Some villagers complain how most of them never got cards, though data was similarly gathered last year. It emerges cards were issued four days later and handed over to “someone” in the village. “I acknowledge all the problems or 2009,” says Dahiya. “We have learnt from our mistakes.”
An hour later, Ramphal (28), an unshaven worker in a car-mouldings factory, holds up his card. “This is very good for the poor,” he says after enrolling his wife and two sons. “I have a private job that pays Rs4,500; if I lose that, how can we afford hospitals?”
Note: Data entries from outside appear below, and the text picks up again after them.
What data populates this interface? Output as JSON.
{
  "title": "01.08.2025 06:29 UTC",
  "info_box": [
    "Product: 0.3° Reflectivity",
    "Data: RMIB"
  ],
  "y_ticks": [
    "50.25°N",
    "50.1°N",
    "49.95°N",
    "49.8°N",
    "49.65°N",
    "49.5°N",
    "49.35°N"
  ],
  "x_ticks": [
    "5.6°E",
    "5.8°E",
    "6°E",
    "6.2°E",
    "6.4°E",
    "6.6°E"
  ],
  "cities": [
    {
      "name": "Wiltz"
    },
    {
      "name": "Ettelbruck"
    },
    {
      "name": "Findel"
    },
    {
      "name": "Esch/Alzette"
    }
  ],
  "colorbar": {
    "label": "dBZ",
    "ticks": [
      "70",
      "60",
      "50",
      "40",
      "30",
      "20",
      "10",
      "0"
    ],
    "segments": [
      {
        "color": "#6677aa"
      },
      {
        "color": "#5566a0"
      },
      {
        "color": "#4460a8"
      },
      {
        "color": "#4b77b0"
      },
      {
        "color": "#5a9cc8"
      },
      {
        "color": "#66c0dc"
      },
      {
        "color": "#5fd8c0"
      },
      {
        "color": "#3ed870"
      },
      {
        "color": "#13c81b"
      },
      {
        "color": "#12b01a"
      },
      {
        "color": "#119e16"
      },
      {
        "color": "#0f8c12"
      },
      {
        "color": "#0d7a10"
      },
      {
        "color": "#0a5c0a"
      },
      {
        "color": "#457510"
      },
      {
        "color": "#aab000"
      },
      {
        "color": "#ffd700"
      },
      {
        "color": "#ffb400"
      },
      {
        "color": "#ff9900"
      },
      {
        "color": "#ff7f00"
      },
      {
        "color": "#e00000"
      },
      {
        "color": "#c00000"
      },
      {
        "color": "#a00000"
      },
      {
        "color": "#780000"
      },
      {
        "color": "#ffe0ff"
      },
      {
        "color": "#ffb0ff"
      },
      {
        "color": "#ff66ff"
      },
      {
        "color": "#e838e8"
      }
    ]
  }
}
There are some who don’t get cards; their names aren’t on the two-year-old below-poverty-line (BPL) lists that RSBY uses. In most states, cards are issued on BPL lists made in 2002.
There are other problems: quality of care, the availability of hospitals in backward states such as Orissa or Jharkhand, managing the huge database and complex backend and the Indian proclivity to cheat.
“We always have to be alert,” says Sanjeev Soorma, E-Meditek’s Haryana manager. “For instance, patients may connive with a hospital to claim a fake appendix removal. There are as many examples as you can imagine—and some that you can’t.”
Director general Swarup agrees with most of the criticism. “We are still learning, evolving,” he says. “We have huge problems, and if we keep addressing them, RSBY can really evolve.”
The biggest flaw in RSBY, observers say, is Swarup’s own success. His team is dedicated and determined, but he, a bureaucrat, is the fulcrum.
What if Swarup is transferred?
“As much as things have happened, there’s a long way to go for RSBY,” says World Bank’s Palacios. “Anywhere else in the world, a programme of this complexity is run by a semi-autonomous organization.”
This is a story that’s only just begun.